The consolidated billeted material obtained from each of the six cans was a yellowish, bronze-colored metal. This indicates that the copper and aluminum had alloyed. Rockwell B hardness ranged from 93 to 96 indicating a tensile strength of 102 ksi.

Optical photo microscopy at 100× magnification [FIGS. 4-6] showed the following: the grain structure was extremely fine and very distorted, no porosity, no indications of incipient melting of the aluminum or aluminum-rich indicating excellent mixing of aluminum into copper or formation of aluminum nitrides, dark bands present could be oxides or a phase richer in aluminum.

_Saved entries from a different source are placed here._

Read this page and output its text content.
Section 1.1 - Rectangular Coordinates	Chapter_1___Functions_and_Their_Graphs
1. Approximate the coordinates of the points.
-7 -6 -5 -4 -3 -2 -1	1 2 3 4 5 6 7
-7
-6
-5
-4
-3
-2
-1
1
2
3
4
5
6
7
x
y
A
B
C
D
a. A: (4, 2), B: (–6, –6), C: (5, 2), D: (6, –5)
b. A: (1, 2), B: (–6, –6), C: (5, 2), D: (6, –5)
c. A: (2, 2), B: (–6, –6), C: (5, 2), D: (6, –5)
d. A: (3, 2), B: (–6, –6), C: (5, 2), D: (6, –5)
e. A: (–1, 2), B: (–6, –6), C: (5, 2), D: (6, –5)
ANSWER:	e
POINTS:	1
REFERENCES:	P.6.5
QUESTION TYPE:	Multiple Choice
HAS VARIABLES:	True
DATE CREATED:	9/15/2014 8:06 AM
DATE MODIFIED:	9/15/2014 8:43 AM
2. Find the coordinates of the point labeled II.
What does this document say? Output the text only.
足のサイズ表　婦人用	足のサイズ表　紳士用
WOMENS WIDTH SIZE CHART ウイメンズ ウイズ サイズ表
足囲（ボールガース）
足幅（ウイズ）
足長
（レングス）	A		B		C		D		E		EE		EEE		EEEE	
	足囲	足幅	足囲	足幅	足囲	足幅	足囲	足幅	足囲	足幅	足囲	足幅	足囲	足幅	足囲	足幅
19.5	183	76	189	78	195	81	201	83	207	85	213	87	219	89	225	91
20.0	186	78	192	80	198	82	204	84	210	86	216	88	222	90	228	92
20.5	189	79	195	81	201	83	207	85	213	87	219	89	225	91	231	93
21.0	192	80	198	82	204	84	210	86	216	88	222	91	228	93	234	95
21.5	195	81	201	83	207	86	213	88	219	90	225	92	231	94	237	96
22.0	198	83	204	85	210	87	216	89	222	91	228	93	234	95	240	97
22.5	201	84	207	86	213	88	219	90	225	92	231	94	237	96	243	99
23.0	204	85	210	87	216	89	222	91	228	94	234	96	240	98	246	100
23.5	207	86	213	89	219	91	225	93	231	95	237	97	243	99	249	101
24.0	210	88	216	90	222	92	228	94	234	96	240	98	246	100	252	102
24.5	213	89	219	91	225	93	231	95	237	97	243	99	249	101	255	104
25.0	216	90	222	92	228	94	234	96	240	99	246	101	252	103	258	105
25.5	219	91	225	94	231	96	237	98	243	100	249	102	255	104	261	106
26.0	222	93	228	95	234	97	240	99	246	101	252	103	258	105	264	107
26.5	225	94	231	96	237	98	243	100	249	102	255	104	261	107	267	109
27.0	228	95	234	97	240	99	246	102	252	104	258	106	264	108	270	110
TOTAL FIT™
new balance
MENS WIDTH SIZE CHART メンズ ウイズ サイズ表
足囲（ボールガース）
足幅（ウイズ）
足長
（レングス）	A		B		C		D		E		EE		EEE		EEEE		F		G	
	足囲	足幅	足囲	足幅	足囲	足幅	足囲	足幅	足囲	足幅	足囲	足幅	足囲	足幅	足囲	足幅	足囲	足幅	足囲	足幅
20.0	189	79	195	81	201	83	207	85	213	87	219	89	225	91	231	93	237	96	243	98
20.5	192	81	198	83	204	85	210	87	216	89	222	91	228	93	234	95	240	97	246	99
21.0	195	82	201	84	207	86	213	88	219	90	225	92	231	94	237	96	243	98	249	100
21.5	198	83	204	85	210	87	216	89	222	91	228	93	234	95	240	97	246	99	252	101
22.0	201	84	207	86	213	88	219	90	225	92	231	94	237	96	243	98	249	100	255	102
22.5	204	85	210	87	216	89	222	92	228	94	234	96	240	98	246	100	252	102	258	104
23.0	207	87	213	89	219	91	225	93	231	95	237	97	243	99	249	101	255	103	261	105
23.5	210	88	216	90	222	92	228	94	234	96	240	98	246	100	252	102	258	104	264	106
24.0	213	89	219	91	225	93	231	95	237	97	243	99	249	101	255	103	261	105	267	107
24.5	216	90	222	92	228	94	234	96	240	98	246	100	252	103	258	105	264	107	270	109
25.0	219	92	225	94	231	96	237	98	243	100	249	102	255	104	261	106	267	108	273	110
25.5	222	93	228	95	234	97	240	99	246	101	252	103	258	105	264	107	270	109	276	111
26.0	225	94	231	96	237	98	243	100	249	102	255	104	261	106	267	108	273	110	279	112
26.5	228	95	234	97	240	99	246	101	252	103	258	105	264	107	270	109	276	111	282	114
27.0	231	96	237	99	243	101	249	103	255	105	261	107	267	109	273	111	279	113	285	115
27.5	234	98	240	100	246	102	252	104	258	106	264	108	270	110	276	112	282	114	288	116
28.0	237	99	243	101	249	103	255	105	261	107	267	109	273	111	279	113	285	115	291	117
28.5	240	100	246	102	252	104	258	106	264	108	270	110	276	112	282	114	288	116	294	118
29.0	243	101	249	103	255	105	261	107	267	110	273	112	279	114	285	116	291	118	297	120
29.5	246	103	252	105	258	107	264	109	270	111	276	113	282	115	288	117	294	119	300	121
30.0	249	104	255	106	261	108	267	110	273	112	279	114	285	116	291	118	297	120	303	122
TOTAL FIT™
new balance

A sample of the product alloy was etched with hydrochloric acid and subjected to scanning electron microscopy. FIG. 7 is at the same magnification (100×) as the photomicrographs to facilitate comparisons. FIGS. 8-9 show that the dark bands were preferentially etched and appear to confirm these are aluminum or aluminum-rich areas, and not Al2O3. The same holds for FIG. 10. FIGS. 11-12 show the etched structure down to micrometer level and shows fine grained structure. FIG. 13 is an Energy Dispersion Spectroscopy scan showing only Cu and Al peaks. Analysis appears to confirm a 92Cu-8Al composition of the sample.

While at least one example embodiment has been presented in the foregoing detailed description, it should be appreciated that a large number of variations exist. It should also be appreciated that the example embodiment or embodiments described herein are not intended to limit the scope, applicability, or configuration of the range and variety of embodiments in any way. Rather, the foregoing detailed description will provide those skilled in the art with a convenient road map for implementing the described embodiment or embodiments. It should be understood that various changes can be made in the function and arrangement of elements without departing from the scope of the technology as set forth in the appended claims and the legal equivalents thereof.